E, no entanto, não há em toda a já vasta obra de Guimarães Rosa uma única e mísera pelada. Todo o seu monumento romanesco não inclui uma vaga e lírica botinada. Nada. O ficcionista ainda não desconfiou que os nossos descobridores, os nossos argonautas de cristal, os nossos lusíadas, os nossos mares — estão no futebol. Toda a experiência vital e romanesca do Guimarães Rosa vai se enriquecer quando ele descobrir o Maracanã.

Amigos, aí é que está: — o sujeito que quiser conhecer o Brasil terá de olhar o escrete.
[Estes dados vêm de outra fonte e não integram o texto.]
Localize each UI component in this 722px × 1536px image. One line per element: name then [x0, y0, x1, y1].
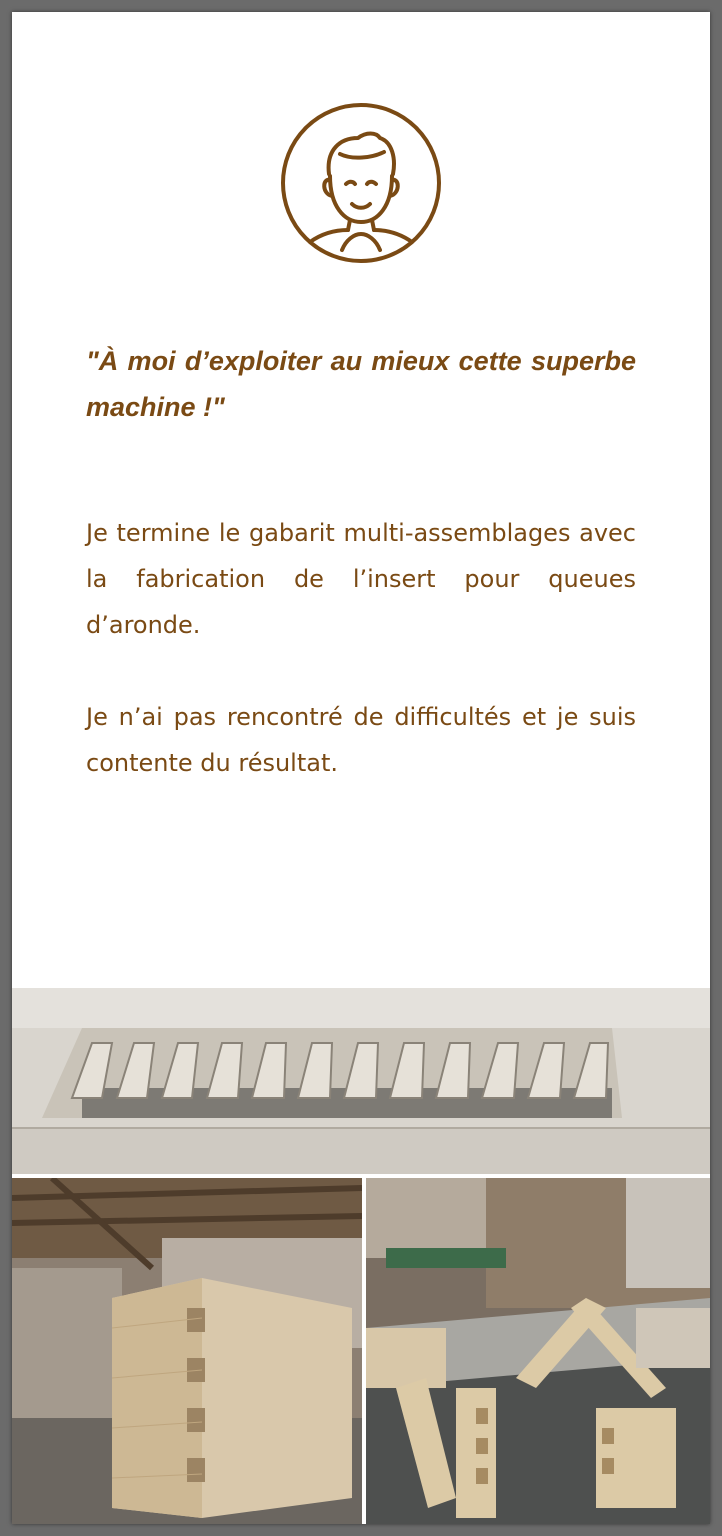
photo-dovetail-jig [12, 988, 710, 1174]
user-avatar-icon [280, 102, 442, 264]
testimonial-card [12, 12, 710, 1524]
photo-box-joint-board [12, 1178, 362, 1524]
body-paragraph-2: Je n’ai pas rencontré de difficultés et je suis contente du résultat. [86, 703, 636, 777]
photo-box-joint-pieces [366, 1178, 710, 1524]
body-paragraph-1: Je termine le gabarit multi-assemblages avec la fabrication de l’insert pour queues d’aronde. [86, 519, 636, 639]
testimonial-quote: "À moi d’exploiter au mieux cette superbe machine !" [86, 346, 636, 422]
Não há nada mais Brasil do que Pelé. E repito: — todo o Brasil estava no goal que Pelé marcou, de cacetada, contra o País de Gales. Também a desgraça venta no futebol. Pior do que Canudos foi a vergonha épica de 50. No Maracanã inaugurado, o uruguaio Obdulio Varela venceu, no palavrão, o escrete e toda a nação.

A ressurreição nacional data de 58. Que era o brasileiro antes da Jules Rimet? Um humilhado, um ofendido. No seu amargo cotidiano, sofria desfeitas da mulher, da criada e, até, do caçula. Pois bem. A vitória de 58 mudou até as nossas reações domésticas. O brasileiro já entra em casa dando patadas. Agora é ele quem ofende, é ele quem humilha. E toda essa nova e triunfante disposição vital nós devemos ao escrete.

Eu queria dizer, ainda, que o Brasil também está no arremesso lateral de Djalma Santos, o negro. É um grave, um transcendente arremesso lateral. Amigos, imaginemos a cena. A bola está no chão. E vem Djalma Santos. Ele se curva. Apanha a bola e a carrega, a mãos ambas, como diria o Eça. Não é um esforço leve e frívolo. Não. Djalma Santos parece estar suspendendo um piano. Ele ergue a bola. Balança o corpo. E aí é que está o sortilégio: — o seu arremesso lateral é solene, forte, herói — como um tiro de meta. É uma bomba. Amigos, pode-se ligar a potencialidade manual de Djalma Santos à nossa epopeia industrial”.

 

Nelson Rodrigues foi um dramaturgo e escritor. Apesar de ter morrido em 1980, suas frases ainda resumem bem o que aconteceu durante a Copa. A Dilma, ele diria que, no Brasil, vaia-se até o minuto de silêncio. A Suárez, diria que não se faz política, literatura ou futebol com bons sentimentos. E depois da reação coletiva aos 7 a 1, repararia como o Brasil é impopular no Brasil. Nestes dias em que só se fala sobre Brasil e futebol, este Mercado Popular achou razoável publicar uma crônica de Nelson Rodrigues.